Cintas offers the gift of life


Grants provide heart revivers

By Mike Boyer
The Cincinnati Enquirer

MASON - One of Cintas Corp.'s hottest items isn't a uniform, but a life-saving product.

This week, the nation's largest uniform supplier launched a grant program for local police departments to receive the portable automated external defibrillators (AEDs) it markets.

Cintas doesn't sell uniforms or AEDs to police departments, but hopes the grant program for its ReviveR defibrillators will further spread use of the technology to save lives.

"Every year, more than 250,000 people die from sudden cardiac arrest,'' Bob Mitchell, vice president of Cintas' first aid and safety division, said.

Unlike heart attacks, in which blood flow to the heart is interrupted, sudden cardiac arrest occurs when the heart's normal electrical signals become disorganized and erratic, causing the heart to cease pumping blood effectively. Defibrillation can restore the heart's natural rhythm by applying an electrical shock, Cintas says.

The American Heart Association has urged businesses and public facilities to establish AED programs.

The Mason-based company plans to award up to 16 of the units and related training to police agencies annually and is offering special financing to non-profit civic groups that want to donate them to local police. For more information, go the program's Web site www.reviverprovider.org.
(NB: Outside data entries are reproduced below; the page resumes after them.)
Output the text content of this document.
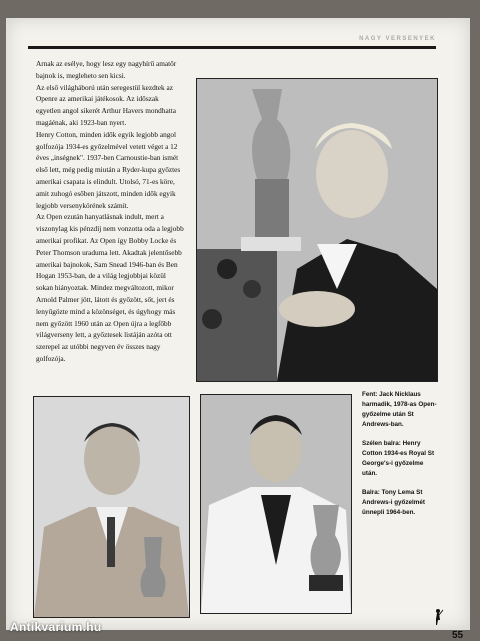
NAGY VERSENYEK

Arnak az esélye, hogy lesz egy nagyhírű amatőr bajnok is, megleheto sen kicsi.

Az első világháború után seregestül kezdtek az Openre az amerikai játékosok. Az időszak egyetlen angol sikerét Arthur Havers mondhatta magáénak, aki 1923-ban nyert.

Henry Cotton, minden idők egyik legjobb angol golfozója 1934-es győzelmével vetett véget a 12 éves „inségnek". 1937-ben Carnoustie-ban ismét első lett, még pedig miután a Ryder-kupa győztes amerikai csapata is elindult. Utolsó, 71-es köre, amit zuhogó esőben játszott, minden idők egyik legjobb versenykörének számít.

Az Open ezután hanyatlásnak indult, mert a viszonylag kis pénzdíj nem vonzotta oda a legjobb amerikai profikat. Az Open így Bobby Locke és Peter Thomson uraduma lett. Akadtak jelentősebb amerikai bajnokok, Sam Snead 1946-ban és Ben Hogan 1953-ban, de a világ legjobbjai közül sokan hiányoztak. Mindez megváltozott, mikor Arnold Palmer jött, látott és győzött, sőt, jert és lenyűgözte mind a közönséget, és úgyhogy más nem győzött 1960 után az Open újra a legfőbb világverseny lett, a győztesek listáján azóta ott szerepel az utóbbi negyven év összes nagy golfozója.

Fent: Jack Nicklaus harmadik, 1978-as Open-győzelme után St Andrews-ban.

Szélen balra: Henry Cotton 1934-es Royal St George's-i győzelme után.

Balra: Tony Lema St Andrews-i győzelmét ünnepli 1964-ben.

55
Antikvarium.hu
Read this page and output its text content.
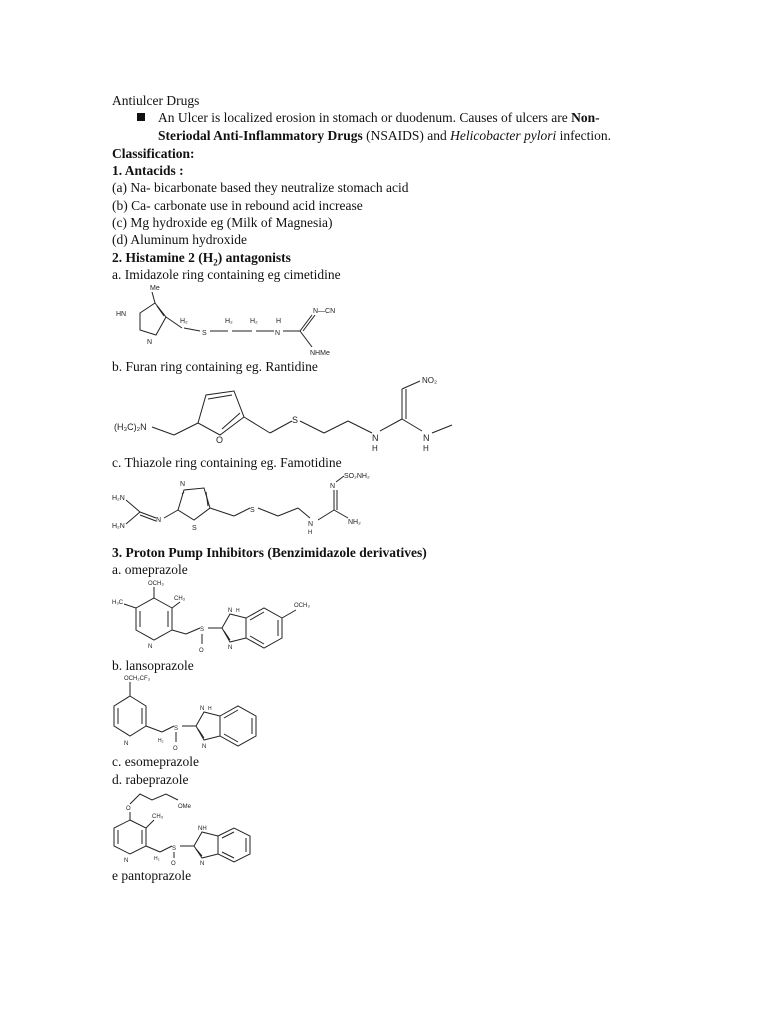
Antiulcer Drugs
An Ulcer is localized erosion in stomach or duodenum. Causes of ulcers are Non-
Steriodal Anti-Inflammatory Drugs (NSAIDS) and Helicobacter pylori infection.
Classification:
1. Antacids :
(a) Na- bicarbonate based they neutralize stomach acid
(b) Ca- carbonate use in rebound acid increase
(c) Mg hydroxide eg (Milk of Magnesia)
(d) Aluminum hydroxide
2. Histamine 2 $(H_2)$ antagonists
a. Imidazole ring containing eg cimetidine
Me
HN
N
H₂
S
H₂ H₂	H
N
N—CN
NHMe
b. Furan ring containing eg. Rantidine
(H₃C)₂N
O
S
N
H
NO₂
N
H
c. Thiazole ring containing eg. Famotidine
H₂N
H₂N
N
N
S
S
N
H
N
SO₂NH₂
NH₂
3. Proton Pump Inhibitors (Benzimidazole derivatives)
a. omeprazole
OCH₃
H₃C
CH₃
N
S
O
N H
N
OCH₃
b. lansoprazole
OCH₂CF₃
N	H₂
S
O
N H
N
c. esomeprazole
d. rabeprazole
O	OMe
CH₃
N	H₂
S
O
NH
N
e pantoprazole
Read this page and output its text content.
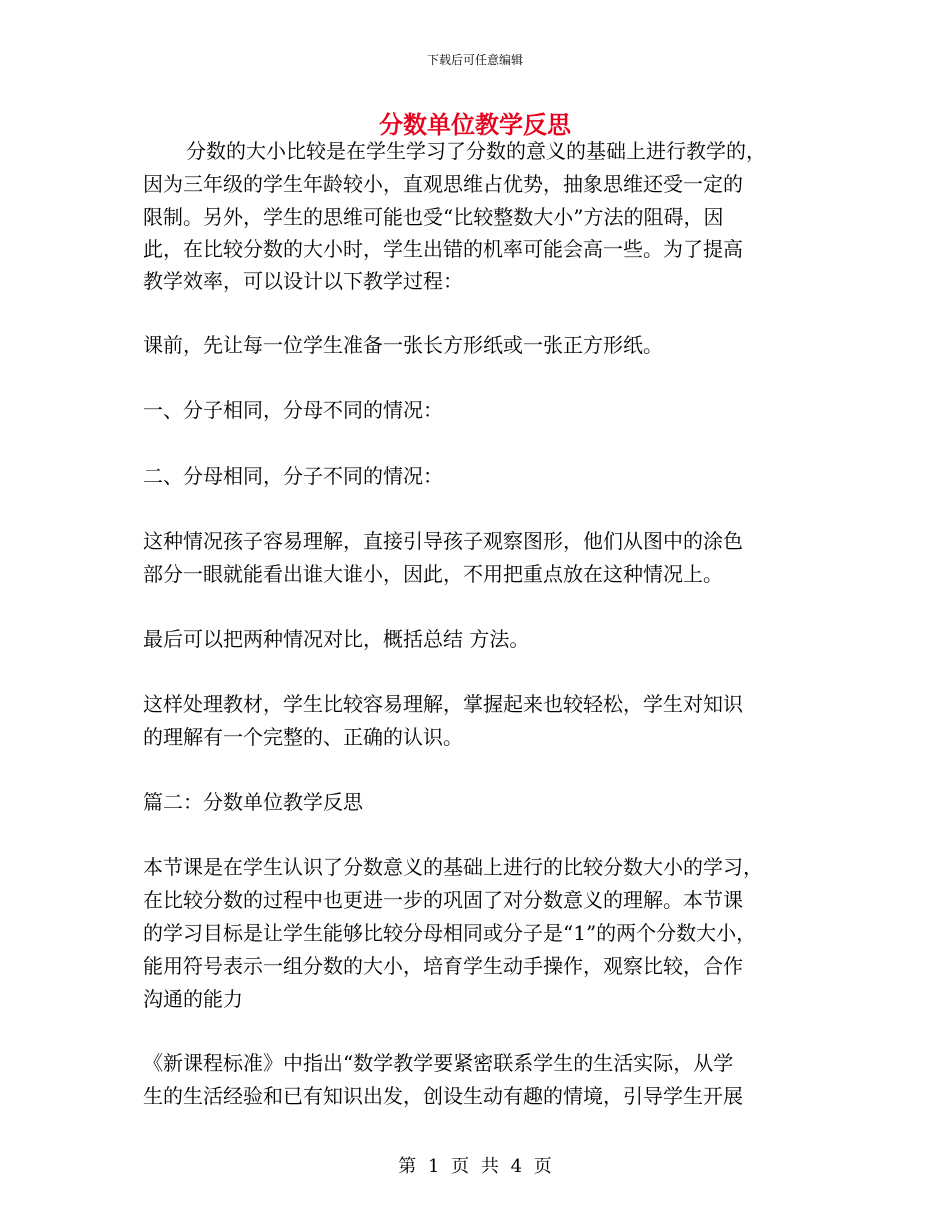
下载后可任意编辑
分数单位教学反思
分数的大小比较是在学生学习了分数的意义的基础上进行教学的，
因为三年级的学生年龄较小，直观思维占优势，抽象思维还受一定的
限制。另外，学生的思维可能也受“比较整数大小”方法的阻碍，因
此，在比较分数的大小时，学生出错的机率可能会高一些。为了提高
教学效率，可以设计以下教学过程：
课前，先让每一位学生准备一张长方形纸或一张正方形纸。
一、分子相同，分母不同的情况：
二、分母相同，分子不同的情况：
这种情况孩子容易理解，直接引导孩子观察图形，他们从图中的涂色
部分一眼就能看出谁大谁小，因此，不用把重点放在这种情况上。
最后可以把两种情况对比，概括总结 方法。
这样处理教材，学生比较容易理解，掌握起来也较轻松，学生对知识
的理解有一个完整的、正确的认识。
篇二：分数单位教学反思
本节课是在学生认识了分数意义的基础上进行的比较分数大小的学习，
在比较分数的过程中也更进一步的巩固了对分数意义的理解。本节课
的学习目标是让学生能够比较分母相同或分子是“1”的两个分数大小，
能用符号表示一组分数的大小，培育学生动手操作，观察比较，合作
沟通的能力
《新课程标准》中指出“数学教学要紧密联系学生的生活实际，从学
生的生活经验和已有知识出发，创设生动有趣的情境，引导学生开展
第 1 页 共 4 页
Cintas has sold first aid and safety products such as eye-wash stations and first-aid kits for about six years. Mitchell said Cintas' uniform customers are focusing more and more on emergency preparedness.

"It's a hot topic these days,'' he said. Although first aid and safety products are a small part of Cintas' $2.3 billion in sales, it has been one of the firm's fastest-growing areas.

He said the company's sales staff has been selling "a couple hundred a month'' of Cintas' ReviveR defibrillators, which retail for $1,495.

Mitchell said Cintas began marketing the defibrillators after its customers began asking where they could get the phone-book size, battery-operated devices.

Cintas has a master distributor agreement with Defibtech, a Connecticut company that makes the devices. Mitchell said Cintas researched the product line and found the Defibtech product cost less than competitors' and was easier to use.